Errors & troubleshooting

When the proxy rejects a request it returns a status code that tells you why.

Status codes

400 Bad Request — the target URL is missing or malformed. Make sure you prefixed a full absolute URL: https://proxy.cors.sh/https://api.example.com/....

401 Unauthorized — the x-cors-api-key header is missing, unknown, or the key has been revoked. Check the header name and that the key exists in your console.

403 Forbidden — the key is valid but the request isn't allowed from this origin. Your live_ key's request came from an origin that isn't in the project's allowed origins (or the origin is missing/null). Add the origin, or use a test_ key in development.

429 Too Many Requests — you've hit your plan's quota for the period, or a test_ key hit its rate cap. See Limits & quotas, or upgrade to raise your limits.

Common issues

"It works with curl but not in the browser." curl doesn't enforce CORS and can send any Origin. In the browser, a live_ key requires a matching allowed origin — add your site's exact origin (scheme + host + port).
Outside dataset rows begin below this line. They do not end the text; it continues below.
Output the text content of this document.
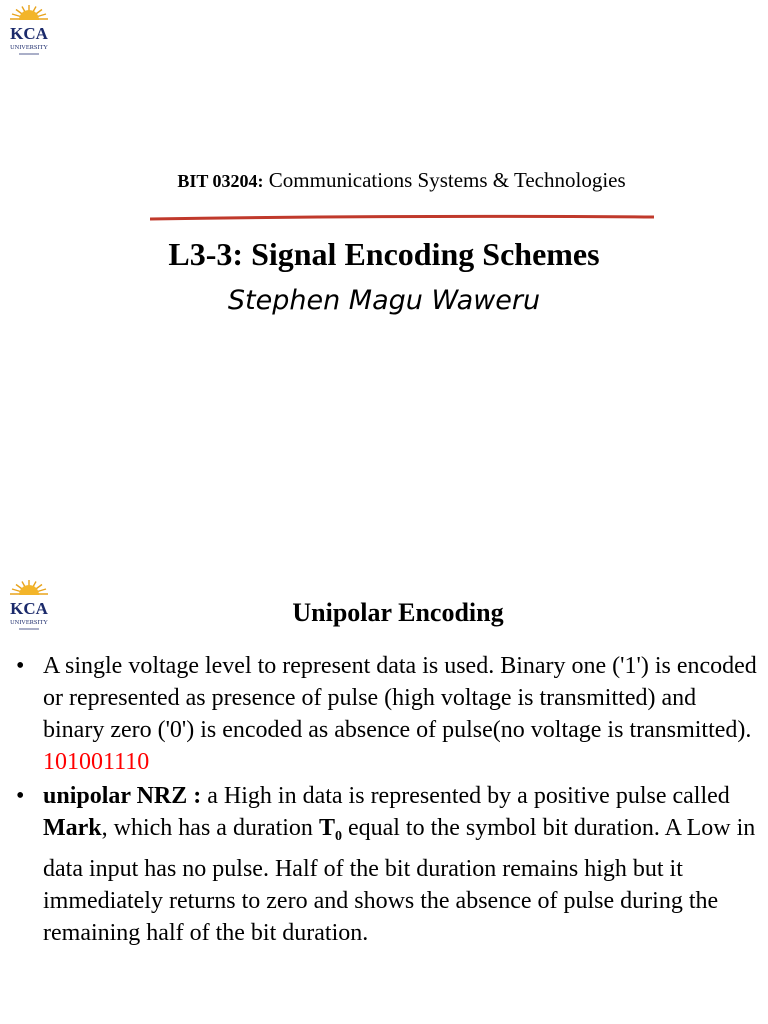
KCA
UNIVERSITY
BIT 03204: Communications Systems & Technologies
L3-3: Signal Encoding Schemes
Stephen Magu Waweru
KCA
UNIVERSITY	Unipolar Encoding
• A single voltage level to represent data is used. Binary one ('1') is encoded or represented as presence of pulse (high voltage is transmitted) and binary zero ('0') is encoded as absence of pulse(no voltage is transmitted). 101001110
• unipolar NRZ : a High in data is represented by a positive pulse called Mark, which has a duration $T_0$ equal to the symbol bit duration. A Low in data input has no pulse. Half of the bit duration remains high but it immediately returns to zero and shows the absence of pulse during the remaining half of the bit duration.
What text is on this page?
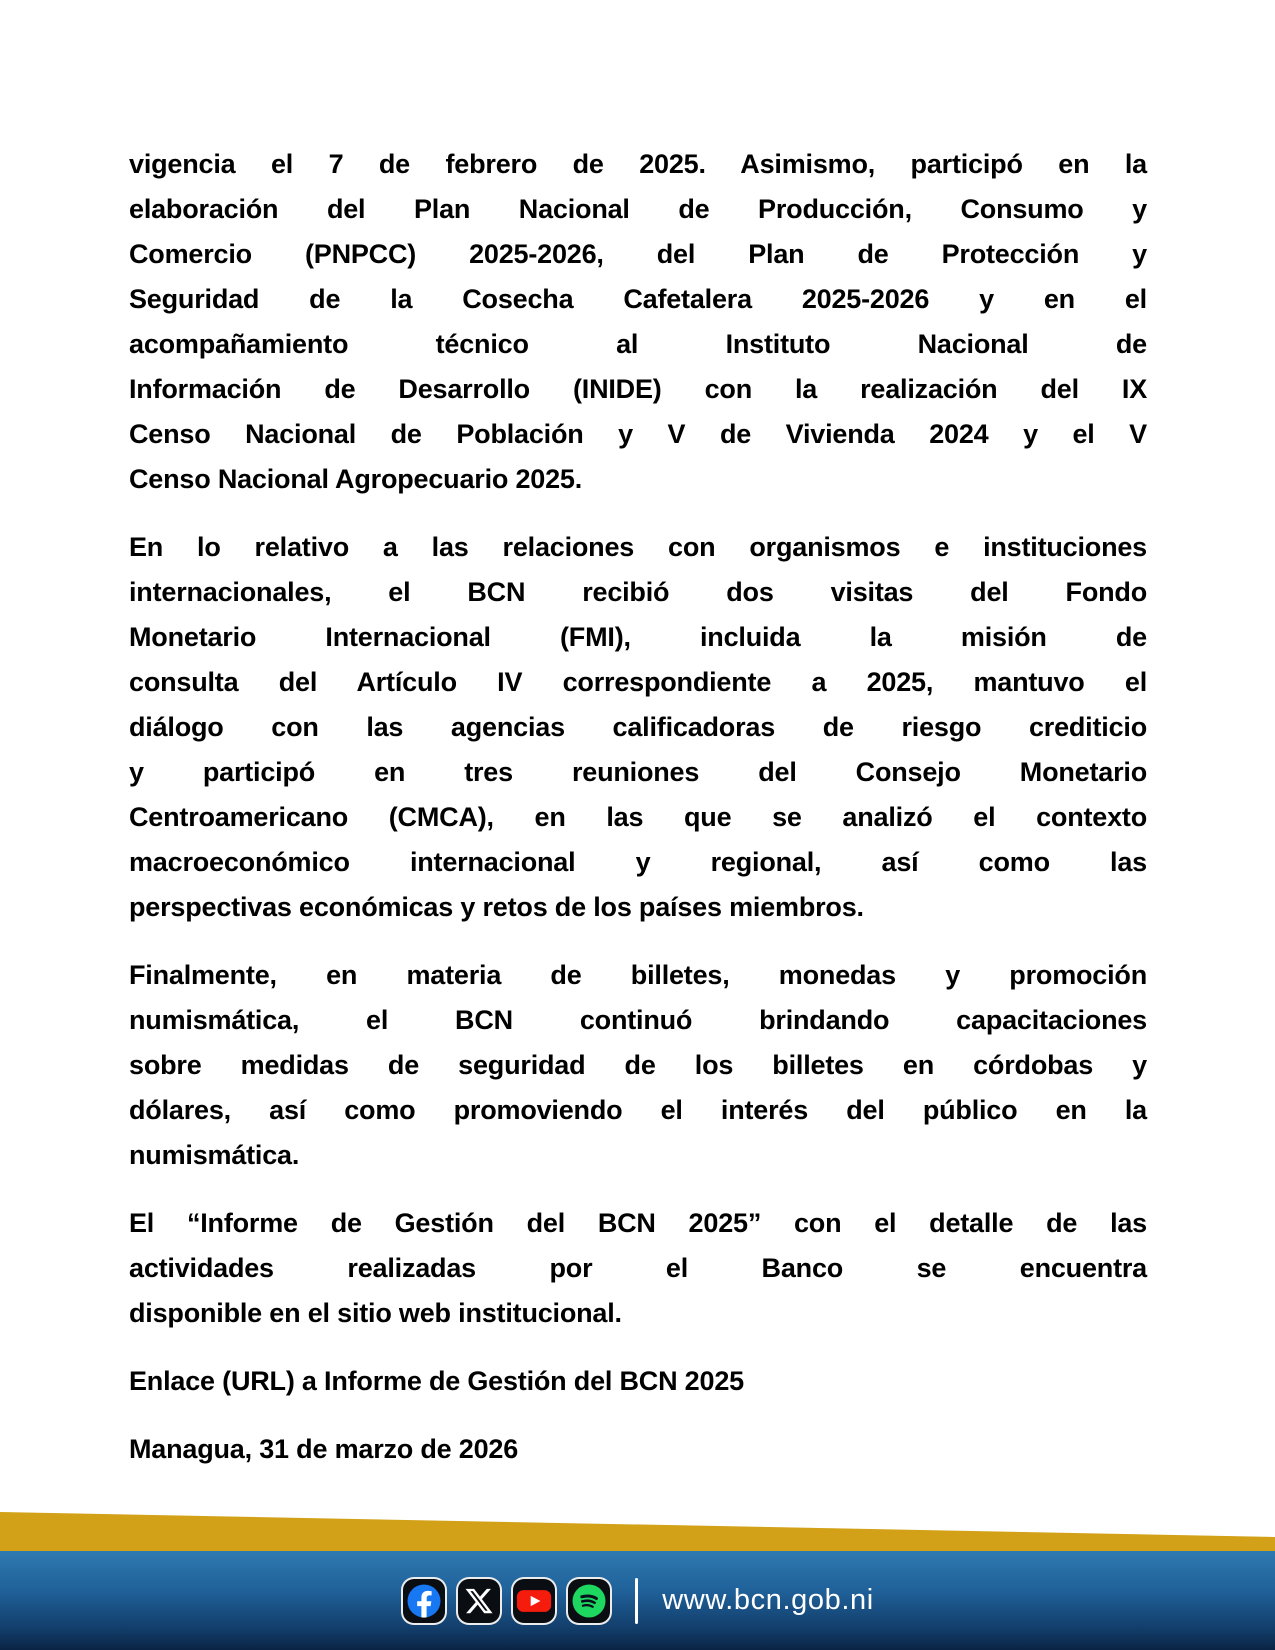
vigencia el 7 de febrero de 2025. Asimismo, participó en la
elaboración del Plan Nacional de Producción, Consumo y
Comercio (PNPCC) 2025-2026, del Plan de Protección y
Seguridad de la Cosecha Cafetalera 2025-2026 y en el
acompañamiento técnico al Instituto Nacional de
Información de Desarrollo (INIDE) con la realización del IX
Censo Nacional de Población y V de Vivienda 2024 y el V
Censo Nacional Agropecuario 2025.
En lo relativo a las relaciones con organismos e instituciones
internacionales, el BCN recibió dos visitas del Fondo
Monetario Internacional (FMI), incluida la misión de
consulta del Artículo IV correspondiente a 2025, mantuvo el
diálogo con las agencias calificadoras de riesgo crediticio
y participó en tres reuniones del Consejo Monetario
Centroamericano (CMCA), en las que se analizó el contexto
macroeconómico internacional y regional, así como las
perspectivas económicas y retos de los países miembros.
Finalmente, en materia de billetes, monedas y promoción
numismática, el BCN continuó brindando capacitaciones
sobre medidas de seguridad de los billetes en córdobas y
dólares, así como promoviendo el interés del público en la
numismática.
El “Informe de Gestión del BCN 2025” con el detalle de las
actividades realizadas por el Banco se encuentra
disponible en el sitio web institucional.
Enlace (URL) a Informe de Gestión del BCN 2025
Managua, 31 de marzo de 2026
www.bcn.gob.ni
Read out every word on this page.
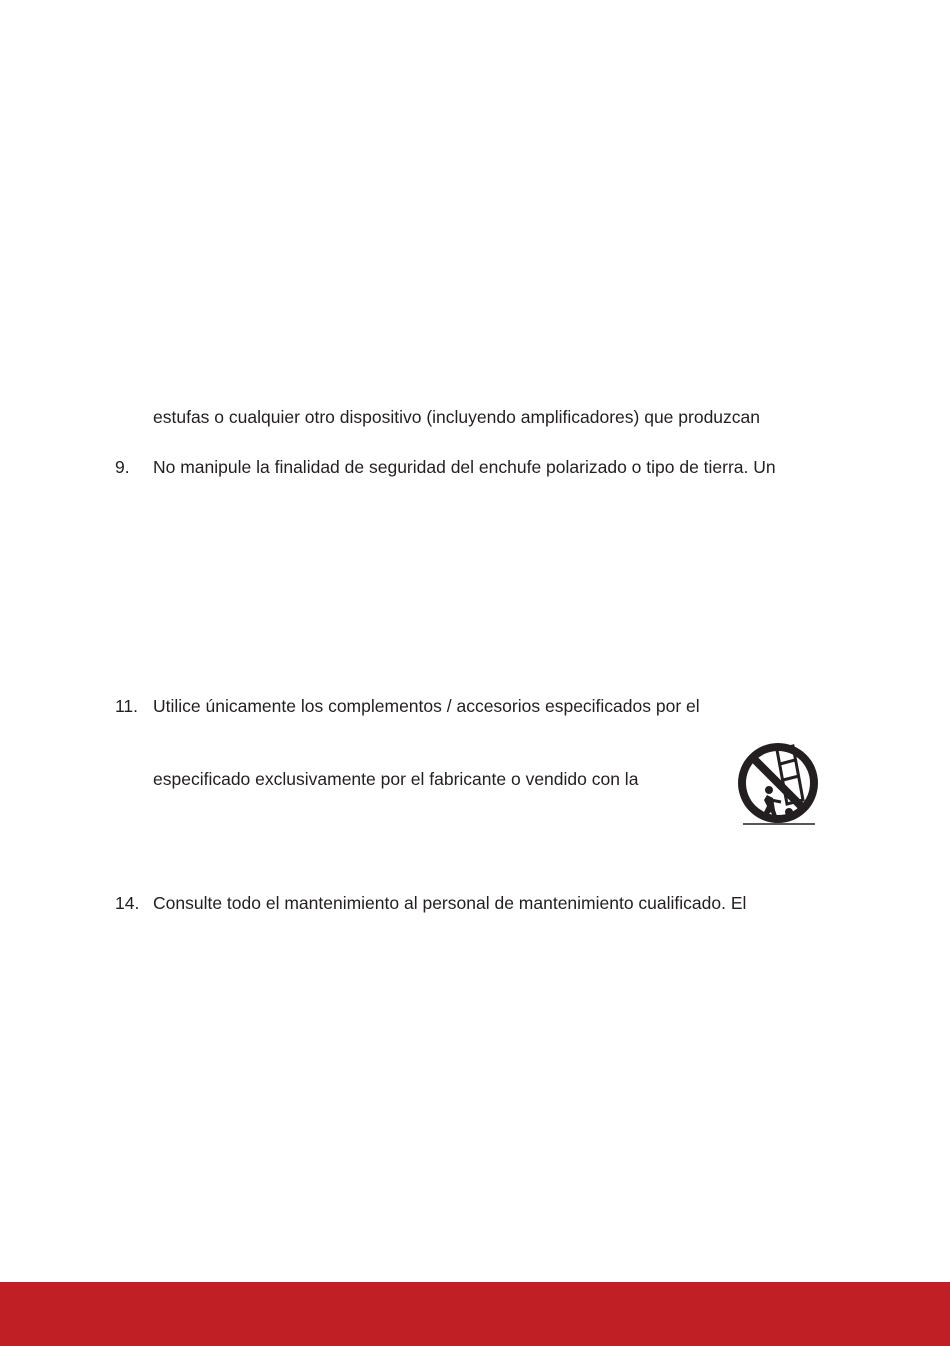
estufas o cualquier otro dispositivo (incluyendo amplificadores) que produzcan
9. No manipule la finalidad de seguridad del enchufe polarizado o tipo de tierra. Un
11. Utilice únicamente los complementos / accesorios especificados por el
especificado exclusivamente por el fabricante o vendido con la
14. Consulte todo el mantenimiento al personal de mantenimiento cualificado. El
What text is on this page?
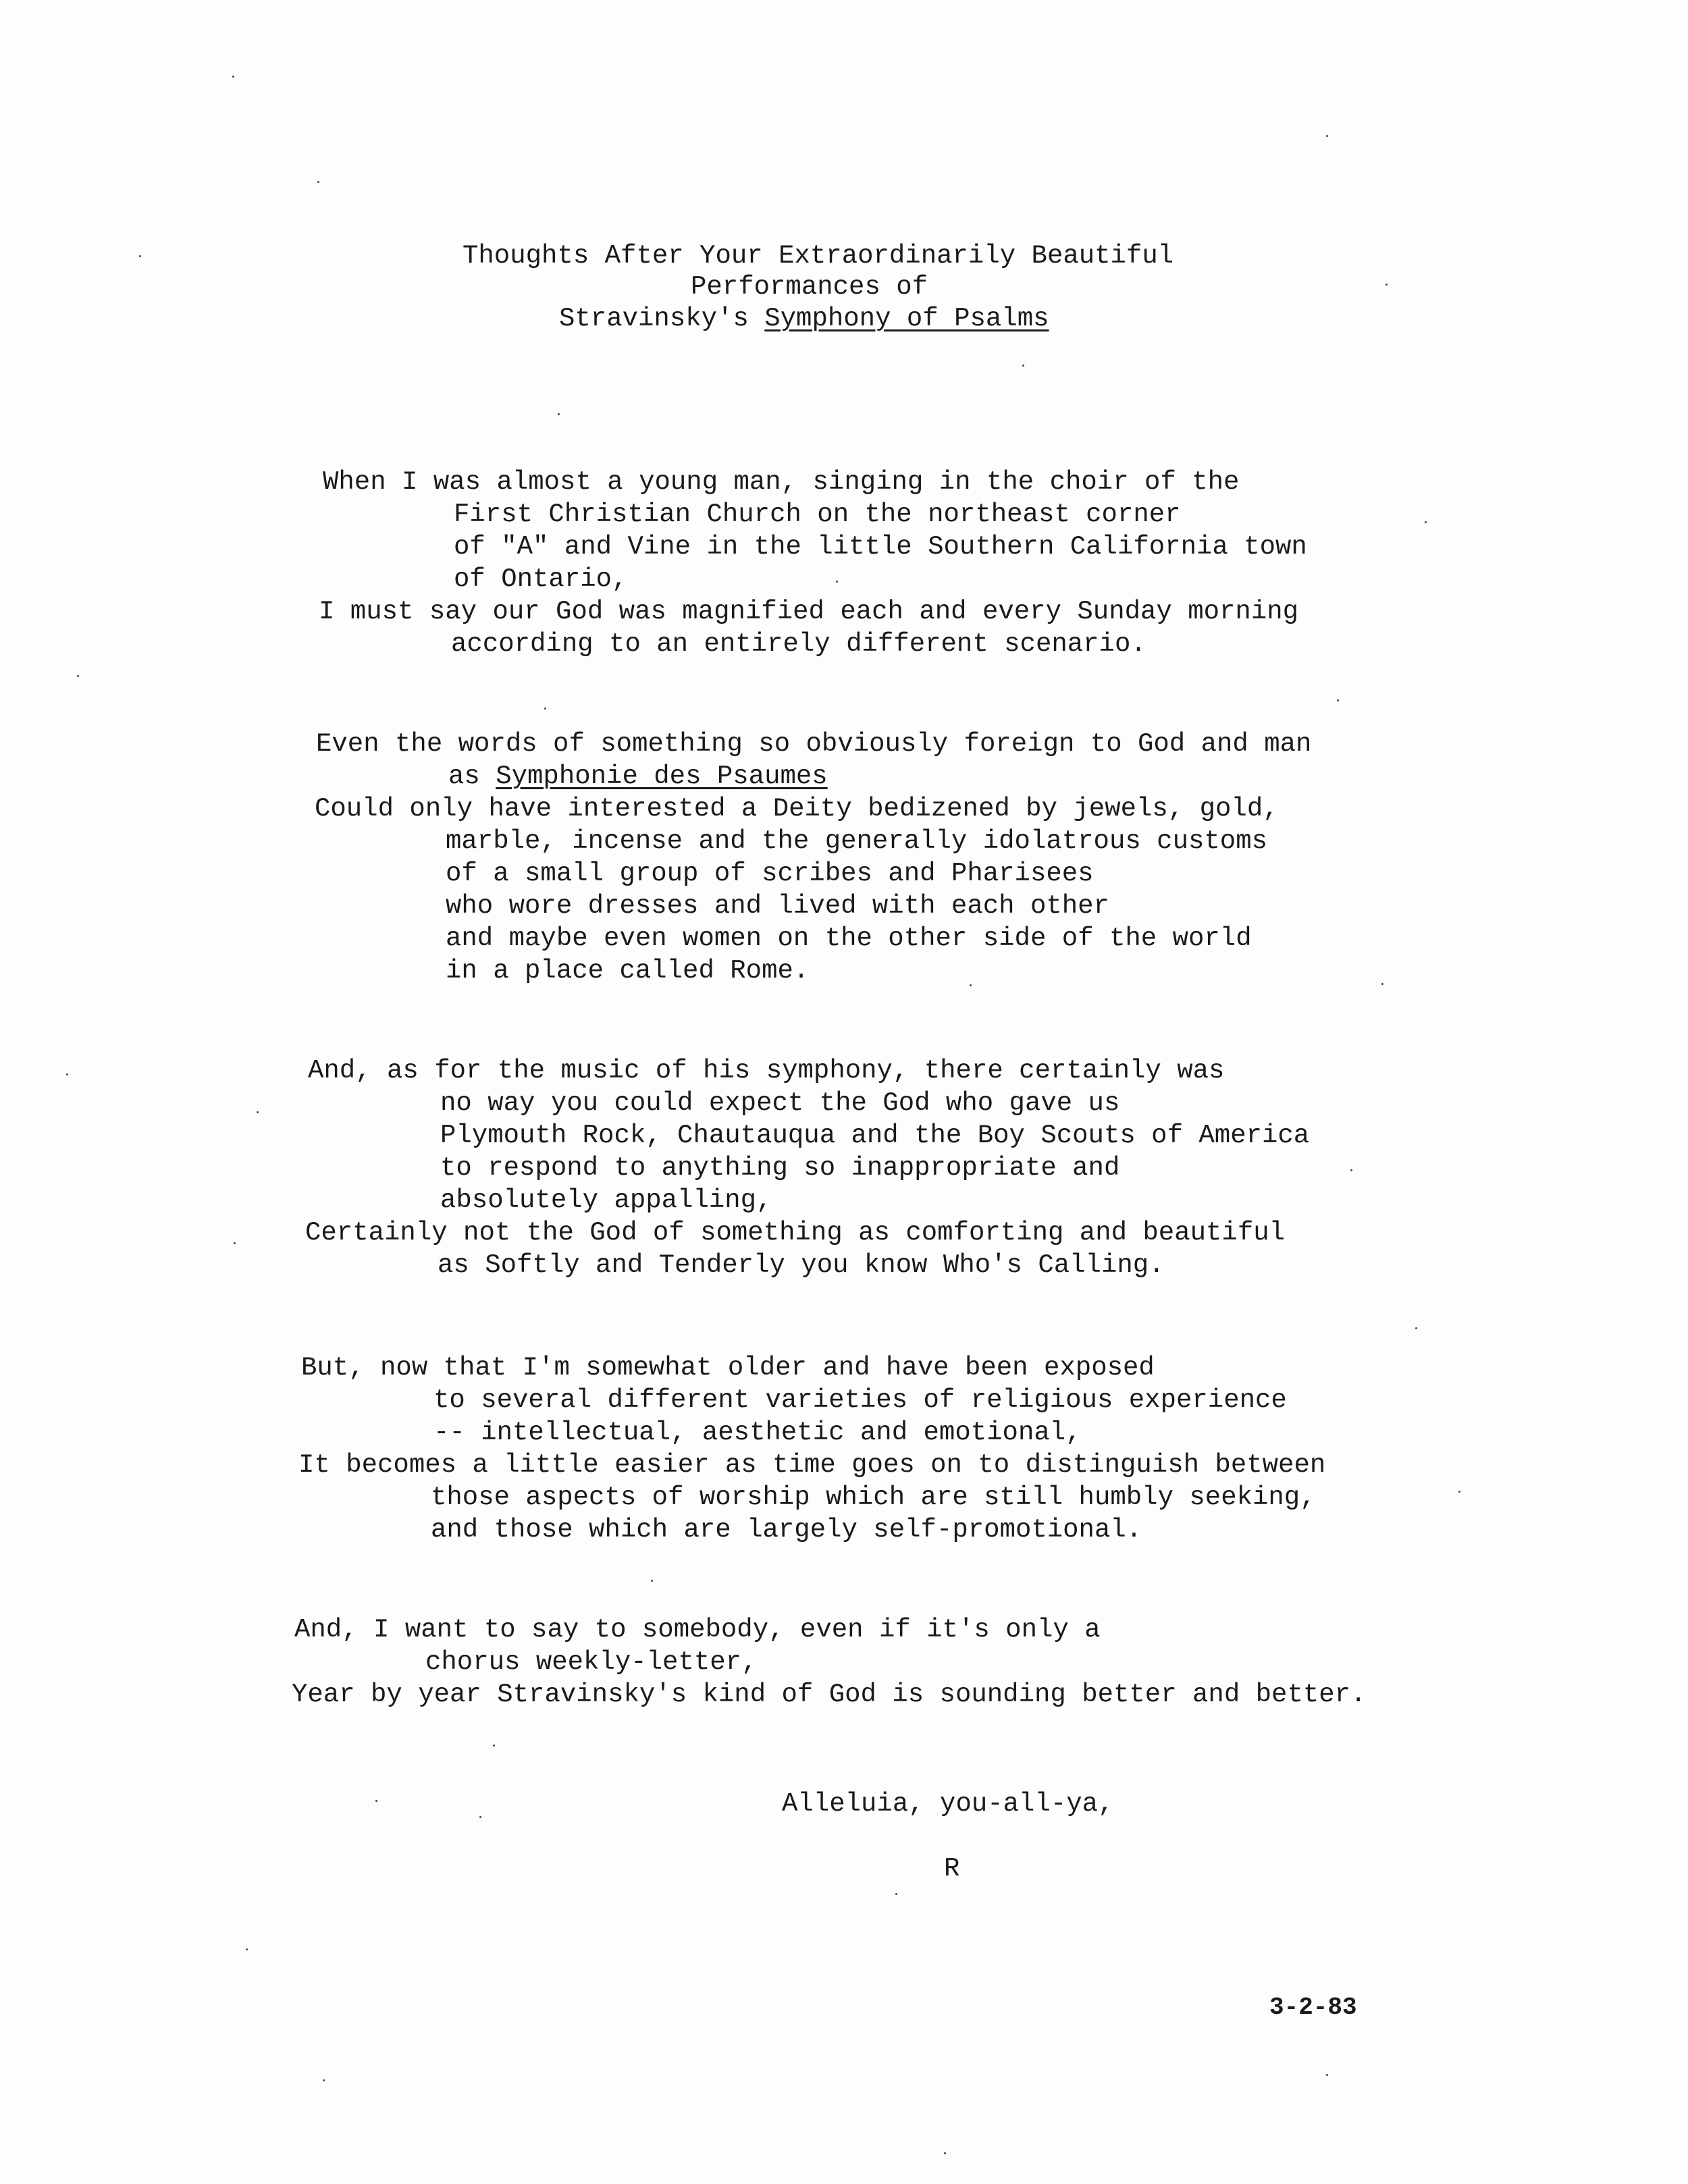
Thoughts After Your Extraordinarily Beautiful
Performances of
Stravinsky's Symphony of Psalms
When I was almost a young man, singing in the choir of the
First Christian Church on the northeast corner
of "A" and Vine in the little Southern California town
of Ontario,
I must say our God was magnified each and every Sunday morning
according to an entirely different scenario.
Even the words of something so obviously foreign to God and man
as Symphonie des Psaumes
Could only have interested a Deity bedizened by jewels, gold,
marble, incense and the generally idolatrous customs
of a small group of scribes and Pharisees
who wore dresses and lived with each other
and maybe even women on the other side of the world
in a place called Rome.
And, as for the music of his symphony, there certainly was
no way you could expect the God who gave us
Plymouth Rock, Chautauqua and the Boy Scouts of America
to respond to anything so inappropriate and
absolutely appalling,
Certainly not the God of something as comforting and beautiful
as Softly and Tenderly you know Who's Calling.
But, now that I'm somewhat older and have been exposed
to several different varieties of religious experience
-- intellectual, aesthetic and emotional,
It becomes a little easier as time goes on to distinguish between
those aspects of worship which are still humbly seeking,
and those which are largely self-promotional.
And, I want to say to somebody, even if it's only a
chorus weekly-letter,
Year by year Stravinsky's kind of God is sounding better and better.
Alleluia, you-all-ya,
R
3-2-83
"My request is still blocked by CORS." Confirm you actually prefixed the URL with https://proxy.cors.sh/ and that the request reached the proxy (check the Network tab). A blocked direct request shows as a CORS error with no proxy response.

"Cookies aren't being sent." Credentialed requests stay blocked under Access-Control-Allow-Origin: *. Send auth in an Authorization header instead of relying on cookies. See the Proxy API.

"localhost works but production doesn't." You're likely shipping a test_ key (not origin-pinned) locally but need a live_ key with your production origin allowlisted. Add the production origin and use the live_ key.